Человек был одет в черную суконную гимнастерку без пояса, расстегнутую на груди, в черных суконных брюках галифе, в сапогах. В руках он мял черную шинель, изрядно потертую. Одежда держалась на нем кое-как – пуговицы были все спороты.
– Алексеев, – сказал он негромко, повертывая большую волосатую кисть руки ладонью к своей груди. – Здравствуйте…

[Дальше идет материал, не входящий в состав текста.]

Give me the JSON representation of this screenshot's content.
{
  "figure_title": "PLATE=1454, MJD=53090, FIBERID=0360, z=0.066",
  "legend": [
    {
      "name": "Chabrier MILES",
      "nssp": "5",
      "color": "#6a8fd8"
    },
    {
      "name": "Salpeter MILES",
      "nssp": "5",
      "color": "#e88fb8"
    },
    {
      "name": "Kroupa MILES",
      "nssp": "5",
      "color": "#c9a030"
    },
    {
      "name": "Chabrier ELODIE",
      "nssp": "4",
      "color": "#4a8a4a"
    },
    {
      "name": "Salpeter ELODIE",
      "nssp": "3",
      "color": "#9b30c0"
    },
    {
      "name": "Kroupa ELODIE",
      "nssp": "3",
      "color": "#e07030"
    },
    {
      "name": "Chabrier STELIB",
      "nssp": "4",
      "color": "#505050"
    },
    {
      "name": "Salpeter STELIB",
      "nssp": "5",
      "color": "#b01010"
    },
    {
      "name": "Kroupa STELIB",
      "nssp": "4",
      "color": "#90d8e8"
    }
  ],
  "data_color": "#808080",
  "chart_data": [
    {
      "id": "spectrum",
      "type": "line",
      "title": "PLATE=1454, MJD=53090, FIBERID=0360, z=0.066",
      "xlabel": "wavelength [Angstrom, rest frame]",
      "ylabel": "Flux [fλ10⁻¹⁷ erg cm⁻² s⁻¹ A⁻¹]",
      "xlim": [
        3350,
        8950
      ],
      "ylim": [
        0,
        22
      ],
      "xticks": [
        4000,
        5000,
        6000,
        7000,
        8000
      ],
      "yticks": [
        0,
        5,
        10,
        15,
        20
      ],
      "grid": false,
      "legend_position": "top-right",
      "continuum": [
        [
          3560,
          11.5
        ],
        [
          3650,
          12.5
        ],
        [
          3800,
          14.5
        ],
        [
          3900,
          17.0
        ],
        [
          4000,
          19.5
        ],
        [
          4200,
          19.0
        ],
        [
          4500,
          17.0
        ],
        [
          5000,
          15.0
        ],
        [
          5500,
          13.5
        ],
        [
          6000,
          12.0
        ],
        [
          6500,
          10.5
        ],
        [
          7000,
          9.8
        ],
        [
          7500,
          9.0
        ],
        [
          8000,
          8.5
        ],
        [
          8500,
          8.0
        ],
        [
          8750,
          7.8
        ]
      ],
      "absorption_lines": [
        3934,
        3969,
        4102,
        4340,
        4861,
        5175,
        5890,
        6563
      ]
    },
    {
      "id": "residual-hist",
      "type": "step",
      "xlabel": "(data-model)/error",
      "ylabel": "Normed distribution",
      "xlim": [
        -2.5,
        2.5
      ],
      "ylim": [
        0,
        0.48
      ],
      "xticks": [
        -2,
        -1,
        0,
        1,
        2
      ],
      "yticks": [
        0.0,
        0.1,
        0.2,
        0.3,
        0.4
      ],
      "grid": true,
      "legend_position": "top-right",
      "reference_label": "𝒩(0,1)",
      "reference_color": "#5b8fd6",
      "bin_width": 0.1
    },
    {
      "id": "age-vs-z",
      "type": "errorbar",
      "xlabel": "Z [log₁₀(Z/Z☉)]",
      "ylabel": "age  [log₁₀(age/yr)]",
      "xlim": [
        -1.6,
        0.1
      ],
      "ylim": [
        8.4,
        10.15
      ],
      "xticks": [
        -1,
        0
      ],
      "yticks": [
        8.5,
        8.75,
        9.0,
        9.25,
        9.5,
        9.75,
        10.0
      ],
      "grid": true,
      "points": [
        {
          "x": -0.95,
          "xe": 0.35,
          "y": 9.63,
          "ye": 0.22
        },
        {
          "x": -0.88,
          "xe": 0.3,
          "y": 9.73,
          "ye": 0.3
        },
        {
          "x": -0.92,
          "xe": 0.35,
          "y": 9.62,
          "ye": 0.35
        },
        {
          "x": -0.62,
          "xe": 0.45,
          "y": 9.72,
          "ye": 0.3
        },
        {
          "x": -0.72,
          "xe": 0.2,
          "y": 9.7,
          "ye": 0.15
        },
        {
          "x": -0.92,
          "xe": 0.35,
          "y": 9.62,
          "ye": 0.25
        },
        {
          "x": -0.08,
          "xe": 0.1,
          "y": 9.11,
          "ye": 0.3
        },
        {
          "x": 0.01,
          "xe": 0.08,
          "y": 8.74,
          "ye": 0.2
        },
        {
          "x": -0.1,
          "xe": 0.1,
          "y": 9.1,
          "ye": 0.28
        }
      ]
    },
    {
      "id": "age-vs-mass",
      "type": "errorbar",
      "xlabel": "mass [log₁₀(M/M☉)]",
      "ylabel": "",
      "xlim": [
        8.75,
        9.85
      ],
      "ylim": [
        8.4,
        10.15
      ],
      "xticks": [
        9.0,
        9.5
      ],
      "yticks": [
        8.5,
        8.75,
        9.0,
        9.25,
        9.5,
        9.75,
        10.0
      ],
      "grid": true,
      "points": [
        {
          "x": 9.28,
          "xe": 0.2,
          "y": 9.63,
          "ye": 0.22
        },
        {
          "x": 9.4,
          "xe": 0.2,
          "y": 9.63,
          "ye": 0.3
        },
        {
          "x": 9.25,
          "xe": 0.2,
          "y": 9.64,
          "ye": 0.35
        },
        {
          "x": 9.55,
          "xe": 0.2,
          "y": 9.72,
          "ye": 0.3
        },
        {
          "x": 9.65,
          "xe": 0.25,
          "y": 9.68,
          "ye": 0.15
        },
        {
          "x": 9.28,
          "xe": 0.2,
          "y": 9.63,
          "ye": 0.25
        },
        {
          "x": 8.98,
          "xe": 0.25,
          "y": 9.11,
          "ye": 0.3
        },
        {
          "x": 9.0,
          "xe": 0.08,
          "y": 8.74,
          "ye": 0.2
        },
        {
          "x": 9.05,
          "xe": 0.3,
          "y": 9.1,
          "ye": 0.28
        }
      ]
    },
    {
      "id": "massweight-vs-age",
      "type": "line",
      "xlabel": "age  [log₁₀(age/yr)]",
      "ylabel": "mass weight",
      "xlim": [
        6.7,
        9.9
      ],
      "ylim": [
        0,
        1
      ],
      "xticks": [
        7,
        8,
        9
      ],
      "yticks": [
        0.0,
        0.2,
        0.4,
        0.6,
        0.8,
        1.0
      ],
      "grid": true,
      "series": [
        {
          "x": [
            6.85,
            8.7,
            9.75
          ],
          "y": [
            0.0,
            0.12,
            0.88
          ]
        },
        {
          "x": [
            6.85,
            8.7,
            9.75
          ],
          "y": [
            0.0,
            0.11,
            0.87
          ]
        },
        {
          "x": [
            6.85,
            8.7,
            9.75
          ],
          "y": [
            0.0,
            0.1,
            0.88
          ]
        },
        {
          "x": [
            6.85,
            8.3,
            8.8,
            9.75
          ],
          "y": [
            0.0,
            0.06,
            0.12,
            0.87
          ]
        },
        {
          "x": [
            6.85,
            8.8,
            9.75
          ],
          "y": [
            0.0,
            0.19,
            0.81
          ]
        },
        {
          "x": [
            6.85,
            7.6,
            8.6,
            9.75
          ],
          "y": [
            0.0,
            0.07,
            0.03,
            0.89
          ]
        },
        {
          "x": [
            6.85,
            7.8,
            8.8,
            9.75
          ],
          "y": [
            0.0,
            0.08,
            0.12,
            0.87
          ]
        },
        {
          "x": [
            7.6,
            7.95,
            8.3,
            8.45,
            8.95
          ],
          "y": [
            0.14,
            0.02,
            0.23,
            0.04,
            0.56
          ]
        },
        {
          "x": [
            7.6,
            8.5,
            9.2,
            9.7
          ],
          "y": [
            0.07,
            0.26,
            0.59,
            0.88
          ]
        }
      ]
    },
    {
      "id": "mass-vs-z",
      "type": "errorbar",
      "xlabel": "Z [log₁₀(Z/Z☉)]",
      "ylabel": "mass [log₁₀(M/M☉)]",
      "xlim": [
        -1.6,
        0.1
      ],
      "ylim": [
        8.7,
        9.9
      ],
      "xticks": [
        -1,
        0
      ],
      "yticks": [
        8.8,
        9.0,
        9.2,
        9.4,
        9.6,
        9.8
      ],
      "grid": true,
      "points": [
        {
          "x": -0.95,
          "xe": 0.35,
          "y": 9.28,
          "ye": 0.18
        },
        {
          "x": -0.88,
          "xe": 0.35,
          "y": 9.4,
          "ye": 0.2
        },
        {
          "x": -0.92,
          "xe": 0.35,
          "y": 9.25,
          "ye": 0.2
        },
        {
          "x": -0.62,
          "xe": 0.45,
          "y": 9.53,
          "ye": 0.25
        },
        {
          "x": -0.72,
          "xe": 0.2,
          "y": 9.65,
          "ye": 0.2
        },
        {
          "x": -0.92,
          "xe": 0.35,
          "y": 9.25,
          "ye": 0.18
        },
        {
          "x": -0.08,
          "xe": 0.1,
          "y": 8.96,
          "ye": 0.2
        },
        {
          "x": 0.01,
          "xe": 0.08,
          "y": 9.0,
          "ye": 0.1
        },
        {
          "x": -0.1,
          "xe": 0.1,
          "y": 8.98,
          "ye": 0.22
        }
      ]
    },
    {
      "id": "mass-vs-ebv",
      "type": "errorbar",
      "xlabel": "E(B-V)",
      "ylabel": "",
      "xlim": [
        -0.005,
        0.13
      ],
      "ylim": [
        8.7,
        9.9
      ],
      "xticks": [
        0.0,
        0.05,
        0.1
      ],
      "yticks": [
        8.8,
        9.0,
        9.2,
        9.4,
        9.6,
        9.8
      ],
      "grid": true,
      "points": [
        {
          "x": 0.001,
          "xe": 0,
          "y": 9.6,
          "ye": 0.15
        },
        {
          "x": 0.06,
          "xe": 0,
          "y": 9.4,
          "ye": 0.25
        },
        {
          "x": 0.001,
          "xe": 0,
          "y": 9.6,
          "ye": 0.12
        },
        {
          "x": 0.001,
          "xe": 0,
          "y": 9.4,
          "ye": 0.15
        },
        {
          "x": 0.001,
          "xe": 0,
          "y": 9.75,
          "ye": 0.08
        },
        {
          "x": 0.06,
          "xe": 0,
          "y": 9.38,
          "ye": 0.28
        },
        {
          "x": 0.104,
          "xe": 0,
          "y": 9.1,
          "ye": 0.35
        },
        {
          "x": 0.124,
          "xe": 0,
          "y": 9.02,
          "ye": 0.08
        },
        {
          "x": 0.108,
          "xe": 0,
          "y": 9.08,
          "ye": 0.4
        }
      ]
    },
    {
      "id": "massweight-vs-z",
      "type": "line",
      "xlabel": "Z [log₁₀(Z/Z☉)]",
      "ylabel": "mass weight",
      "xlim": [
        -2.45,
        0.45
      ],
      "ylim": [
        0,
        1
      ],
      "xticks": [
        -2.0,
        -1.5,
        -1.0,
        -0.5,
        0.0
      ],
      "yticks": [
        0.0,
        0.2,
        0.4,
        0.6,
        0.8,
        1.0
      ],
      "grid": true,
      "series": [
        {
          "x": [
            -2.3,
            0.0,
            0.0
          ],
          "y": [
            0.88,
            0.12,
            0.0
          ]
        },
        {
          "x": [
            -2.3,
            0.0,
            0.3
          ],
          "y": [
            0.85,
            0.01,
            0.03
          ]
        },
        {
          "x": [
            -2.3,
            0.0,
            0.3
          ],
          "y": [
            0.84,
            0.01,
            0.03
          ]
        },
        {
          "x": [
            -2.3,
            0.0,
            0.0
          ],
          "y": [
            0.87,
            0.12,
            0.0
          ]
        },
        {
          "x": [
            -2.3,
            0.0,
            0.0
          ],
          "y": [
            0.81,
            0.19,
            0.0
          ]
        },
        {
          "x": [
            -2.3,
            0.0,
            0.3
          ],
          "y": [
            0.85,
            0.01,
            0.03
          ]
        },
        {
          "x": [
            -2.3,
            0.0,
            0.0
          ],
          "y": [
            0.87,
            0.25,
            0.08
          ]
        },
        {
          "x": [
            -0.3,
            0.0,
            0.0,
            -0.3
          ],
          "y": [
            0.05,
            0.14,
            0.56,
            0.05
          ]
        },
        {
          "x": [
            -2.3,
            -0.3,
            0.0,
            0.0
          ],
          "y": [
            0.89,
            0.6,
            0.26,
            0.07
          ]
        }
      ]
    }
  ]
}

Но к нему уже шли, ободряя его нервным, взрывчатым арестантским смехом, хлопали его по плечам, пожимали ему руки. Уже приближался староста камеры, выборное начальство, чтобы указать место новичку. «Гавриил Алексеев», – повторял медведеобразный человек. И еще: «Гавриил Тимофеевич Алексеев»… Черный человек отодвинулся в сторону, и солнечный луч уже не мешал видеть глаза Алексеева – крупные, васильковые, детские глаза.
Камера скоро узнала подробности жизни Алексеева – начальника пожарной команды нарофоминской фабрики – оттуда и черный, казенный костюм. Да, член партии с лета 1917 года. Да, солдат-артиллерист, принимал участие в октябрьских боях в Москве. Да, исключался из партии в двадцать седьмом году. Был восстановлен. И снова исключен – неделю тому назад.
Разно себя держат арестанты при аресте. Разломить недоверие одних очень трудное дело. Исподволь, день ото дня привыкают они к своей судьбе, начинают кое-что понимать.
Алексеев был другого склада. Как будто он молчал много лет – и вот арест, тюремная камера возвратила ему дар речи. Он нашел здесь возможность понять самое важное, угадать ход времени, угадать собственную свою судьбу и понять – почему. Найти ответ на то огромное, нависшее над всей его жизнью и судьбой, и не только над жизнью и судьбой его, но и сотен тысяч других, огромное, исполинское «почему».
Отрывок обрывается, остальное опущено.